Standard Life yesterday underlined the resilience of its new business model as it posted an 18% increase in underlying first-half profits, boosted to a 51% rise by its blockbuster £6.7bn annuity reinsurance deal with Canada Life earlier this year.

That injected £119m into its embedded value operating profit, which rose from £353m to £534m, ahead of most forecasts, while its investment and sales performance largely counteracted the fall in markets.

The firm's life insurance and pensions sales climbed 5%, in line with rivals, but required 14% less capital to fund, while Standard Life Investments held its third-party funds steady at £47.5bn against the market headwind.

Sandy Crombie, chief executive, said SLI would be "one of the select few companies who have maintained or improved their asset base during the last six months".

Across the group, £3.3bn of inflows, up by 15%, were offset by £8.7bn of market fall, leaving assets down £5.4bn at £163.4bn. The dividend is increased 7% to 4.07p.
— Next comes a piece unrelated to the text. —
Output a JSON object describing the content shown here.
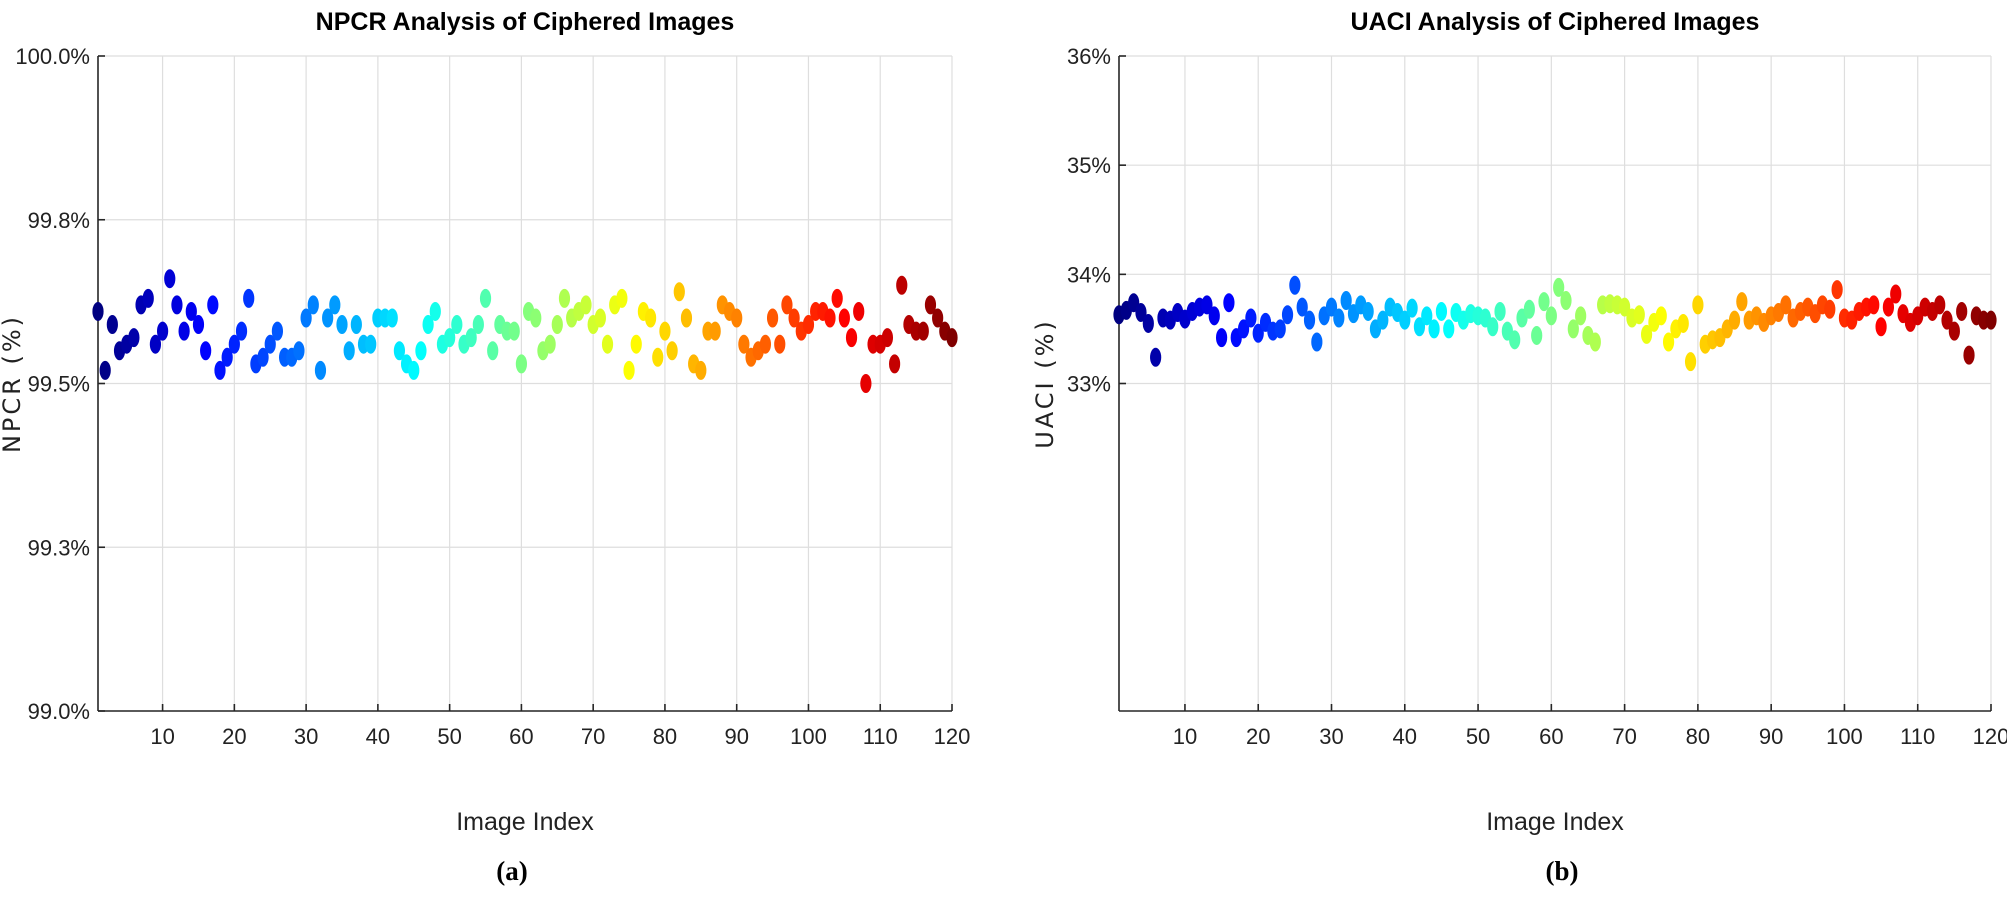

In contrast with its bear market savaging as a mutual, the new "capital-lite" listed company unveiled solvency levels little affected by the conditions, with surplus capital down 3% at £3.5bn, and return on capital up from 9.1% to 11%.

Crombie, who has ridden out the storm over his on/off retirement and faced no questions over it yesterday, commented: "In easy times, almost anyone can manufacture some sort of performance.

In difficult times, it does test the resilience of your model. Where we have done well in this period, relative to some others, is that we are not on the one hand reliant on big bulk deals, like L&G and the Pru, and we are not dependent on consumer discretionary spending."

Standard argues that its new business, notably in self-invested personal pensions (Sipps), is coming from transfers of assets already in circulation, not newly invested.

On criticism from some industry quarters that much of Standard's impressive growth in Sipps is actually its existing pension business being repackaged, Crombie said: "There is an element of business that is internally transferred from an individual pension into a Sipp but it is not a lot."

He added that significant group pension transfers were flagged up. Net inflows, which set new business against policies leaving the books, were down in UK life and pensions by 3% to £1.4bn.

Individual Sipp funds under administration increased by 12% to £8.6bn, and Sipp customer numbers increased by 23% to 57,500, though individual Sipp sales fell by 19% to £2.1bn, due largely to the effect of depressed transfer values.

Standard plans to add five new features to its Sipp in the autumn, including the inclusion of protected rights and the launch of a variable annuity option, and Crombie reiterated the group's belief that the market will double to £100bn by 2011.

Group pension funds under management held steady at £15bn, while funds held on the new wrap platform jumped by 36% to £1.5bn and investment bond sales, hit by tax changes, fell by only 1%.

The tighter mortgage market saw outflows of £700m to £10.6bn at Standard Life Bank, with deposits up £200m to £4.8bn. New business profits edged up by 4% to £157m, well below forecasts of a 9% rise.

Asked whether Standard would consider bidding for Friends Provident or other merger targets, Crombie said that organic growth was the priority but "if there was an opportunity to gain scale in a particular area of operations, a product line that we don't have, a new route to market, or a customer base, we would like to work with - these are all things that interest us".